On the other hand, if you’re more interested in snark, or arguing against humankind’s responsibility for the climate change now hurtling down upon us, or against the science most recently updated by the UN’s International Panel on Climate Change, don’t even bother to engage. That ship has sailed! Contributing to constructive action toward long-range comprehensive energy planning for Maine to get Maine off fossil fuels is the sole purpose of this blog. In simple words, try to be kind and constructive, or please keep it to yourself. Thanks.
Hendrik D. Gideonse
gideonse@midmaine.com
Last updated May 11, 2019
[This blog activity was suspended for nearly two months in January/February 2019 when the new Governor’s Inaugural Address appeared to dramatically reduce the campaign goal for renewable energy and then days later her appointee to a new policy body acknowledged climate change in prepared remarks but said it would not be among the starting priorities for the office. Six weeks into the ennui of the situational depression which ensured for me, I undertook a 4-day ‘walkabout experience’ reading cover-to-cover David Wallace-Wells’ The Uninhabitable Earth. Just as swiftly as it began, the depression dissolved; it suddenly struck me as an apparent unaffordable ‘luxury.’ I resumed the work. During the six weeks I had retreated to novels, I discovered that bills submitted to the Legislature had restored the campaign goals. Whether ‘bold’ personal letters sent to the parties involved (but not posted here) played any role in the goal restoration is unknown to me; my letters were not answered.]
Read with interest. Who are you backing for governor? The role of passionate advocate is definitely required, but how would you feel if a successful candidate tapped you to serve on an energy or comparable commission? How successful would you be? But isn’t that what is required — the engagement of knowledge citizens in the actual definition of policy, plan, and action?

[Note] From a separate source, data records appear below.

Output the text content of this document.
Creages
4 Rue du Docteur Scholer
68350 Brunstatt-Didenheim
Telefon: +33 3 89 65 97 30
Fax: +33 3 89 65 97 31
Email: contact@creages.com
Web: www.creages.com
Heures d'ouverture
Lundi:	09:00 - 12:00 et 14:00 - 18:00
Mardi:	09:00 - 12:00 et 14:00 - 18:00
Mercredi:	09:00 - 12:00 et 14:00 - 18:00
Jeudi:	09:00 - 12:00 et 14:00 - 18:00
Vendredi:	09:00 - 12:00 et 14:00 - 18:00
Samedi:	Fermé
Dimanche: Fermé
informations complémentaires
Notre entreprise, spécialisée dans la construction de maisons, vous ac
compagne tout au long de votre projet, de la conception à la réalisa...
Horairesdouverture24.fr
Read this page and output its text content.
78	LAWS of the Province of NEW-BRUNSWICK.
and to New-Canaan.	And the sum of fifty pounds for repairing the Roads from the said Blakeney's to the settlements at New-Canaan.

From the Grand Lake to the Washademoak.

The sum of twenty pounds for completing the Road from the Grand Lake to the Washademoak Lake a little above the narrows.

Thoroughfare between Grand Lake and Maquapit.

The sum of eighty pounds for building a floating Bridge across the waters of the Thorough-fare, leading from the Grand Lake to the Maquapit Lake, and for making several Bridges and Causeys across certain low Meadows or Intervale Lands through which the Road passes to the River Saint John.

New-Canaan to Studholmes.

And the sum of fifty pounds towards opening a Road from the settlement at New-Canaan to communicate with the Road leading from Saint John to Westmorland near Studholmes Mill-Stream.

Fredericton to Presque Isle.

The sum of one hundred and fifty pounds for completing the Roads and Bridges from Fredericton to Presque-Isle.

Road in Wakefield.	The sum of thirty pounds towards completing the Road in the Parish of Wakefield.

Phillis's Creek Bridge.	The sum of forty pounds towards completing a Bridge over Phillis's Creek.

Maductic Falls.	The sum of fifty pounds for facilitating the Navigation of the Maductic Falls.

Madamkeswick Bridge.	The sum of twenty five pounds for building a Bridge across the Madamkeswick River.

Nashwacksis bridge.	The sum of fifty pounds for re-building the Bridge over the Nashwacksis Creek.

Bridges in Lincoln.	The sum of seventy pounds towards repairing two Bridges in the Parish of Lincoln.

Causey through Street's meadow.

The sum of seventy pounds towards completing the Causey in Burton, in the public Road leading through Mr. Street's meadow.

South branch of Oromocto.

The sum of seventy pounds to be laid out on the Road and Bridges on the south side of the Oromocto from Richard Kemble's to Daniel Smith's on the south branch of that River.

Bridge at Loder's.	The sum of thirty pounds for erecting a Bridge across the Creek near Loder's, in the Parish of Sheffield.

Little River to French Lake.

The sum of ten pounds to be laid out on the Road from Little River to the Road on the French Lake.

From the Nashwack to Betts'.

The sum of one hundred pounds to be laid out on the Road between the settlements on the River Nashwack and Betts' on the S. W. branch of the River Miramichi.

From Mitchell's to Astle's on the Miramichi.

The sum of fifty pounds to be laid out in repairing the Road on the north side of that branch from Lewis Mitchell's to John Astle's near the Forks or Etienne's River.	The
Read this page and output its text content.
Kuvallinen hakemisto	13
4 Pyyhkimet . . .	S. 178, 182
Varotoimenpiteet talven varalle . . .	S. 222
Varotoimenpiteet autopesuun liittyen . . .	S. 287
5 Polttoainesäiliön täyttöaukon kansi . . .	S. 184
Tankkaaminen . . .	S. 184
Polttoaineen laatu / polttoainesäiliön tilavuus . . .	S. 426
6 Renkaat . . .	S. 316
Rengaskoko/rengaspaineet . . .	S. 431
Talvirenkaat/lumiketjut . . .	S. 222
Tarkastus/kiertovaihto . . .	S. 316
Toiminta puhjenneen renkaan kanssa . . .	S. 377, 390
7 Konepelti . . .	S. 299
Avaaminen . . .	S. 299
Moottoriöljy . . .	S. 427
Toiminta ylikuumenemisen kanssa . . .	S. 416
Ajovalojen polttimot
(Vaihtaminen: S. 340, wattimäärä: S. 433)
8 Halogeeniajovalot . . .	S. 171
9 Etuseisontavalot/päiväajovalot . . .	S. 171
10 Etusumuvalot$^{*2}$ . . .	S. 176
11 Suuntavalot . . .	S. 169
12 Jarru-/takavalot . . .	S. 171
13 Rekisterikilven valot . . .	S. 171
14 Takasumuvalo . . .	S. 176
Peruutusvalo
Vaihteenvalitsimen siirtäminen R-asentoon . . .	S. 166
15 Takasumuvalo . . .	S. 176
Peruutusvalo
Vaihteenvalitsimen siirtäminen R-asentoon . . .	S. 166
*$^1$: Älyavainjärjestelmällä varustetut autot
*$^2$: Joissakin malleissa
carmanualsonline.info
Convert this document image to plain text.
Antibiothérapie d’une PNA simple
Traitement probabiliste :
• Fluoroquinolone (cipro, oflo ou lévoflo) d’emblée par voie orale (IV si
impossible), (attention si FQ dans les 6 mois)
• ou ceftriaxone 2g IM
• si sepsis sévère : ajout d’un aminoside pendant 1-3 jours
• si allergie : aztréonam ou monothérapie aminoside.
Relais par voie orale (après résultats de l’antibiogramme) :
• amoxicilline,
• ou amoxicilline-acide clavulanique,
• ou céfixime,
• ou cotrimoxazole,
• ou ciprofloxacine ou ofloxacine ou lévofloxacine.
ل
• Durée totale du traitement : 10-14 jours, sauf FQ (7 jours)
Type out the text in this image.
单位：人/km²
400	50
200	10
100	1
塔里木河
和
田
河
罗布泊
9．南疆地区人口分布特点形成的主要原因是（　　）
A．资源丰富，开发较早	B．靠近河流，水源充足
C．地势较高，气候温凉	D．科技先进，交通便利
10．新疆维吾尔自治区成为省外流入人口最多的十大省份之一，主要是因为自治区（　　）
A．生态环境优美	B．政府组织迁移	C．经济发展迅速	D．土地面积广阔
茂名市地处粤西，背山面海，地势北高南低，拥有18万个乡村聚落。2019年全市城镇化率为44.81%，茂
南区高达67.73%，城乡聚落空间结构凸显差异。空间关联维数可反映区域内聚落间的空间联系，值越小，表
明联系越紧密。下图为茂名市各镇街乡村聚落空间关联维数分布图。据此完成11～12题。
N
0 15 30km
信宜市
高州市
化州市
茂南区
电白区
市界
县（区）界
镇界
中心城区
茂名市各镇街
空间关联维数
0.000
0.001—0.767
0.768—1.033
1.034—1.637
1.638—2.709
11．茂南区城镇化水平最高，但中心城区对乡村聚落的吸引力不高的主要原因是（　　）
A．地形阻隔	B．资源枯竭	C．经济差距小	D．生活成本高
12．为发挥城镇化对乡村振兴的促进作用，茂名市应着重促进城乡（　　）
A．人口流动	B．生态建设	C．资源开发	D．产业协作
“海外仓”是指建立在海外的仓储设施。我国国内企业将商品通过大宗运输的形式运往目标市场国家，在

Only two candidates speak with directness to the energy policy need, Cote and Sweets. Both are overall refreshing candidates. I agree with Hallweather and Maxmin’s argument in the Maine Beacon (reproduced in this blog) that no issue is more important in the 2018 Maine gubernatorial election. None of the other primary candidates in either party show evidence they grasp the scale and significance of the issue. The Republican candidates, running as LePage 2.0, are simply wrongheaded on the issue.
I have attended several of the gubernatorial candidate forums. Diane Russell is also very knowledgeable about the urgency of renewable energy for Maine. She and I have discussed this at length recently, and she has been outspoken on the issue for many years. I am concerned that you don’t even include her on the list of 2018 gubernatorial candidates, much less acknowledge her extensive work in this vital issue.
Not listing Russell is an oversight. Mea culpa. I have, however, just spent fifteen minutes searching in different ways on the web for a platform statement of any kind for her campaign. Rather than spend any more time searching I’ve decided to respond directly to you. If you send her energy plank to me I will post it, with the others ASAP. Thank you. (PS: I will note here when and if it has been added.) (6/5/18 – No material has been sent for inclusion here. Russell’s submissions to Maine Public’s Your Vote 2018 do not refer to energy policy.)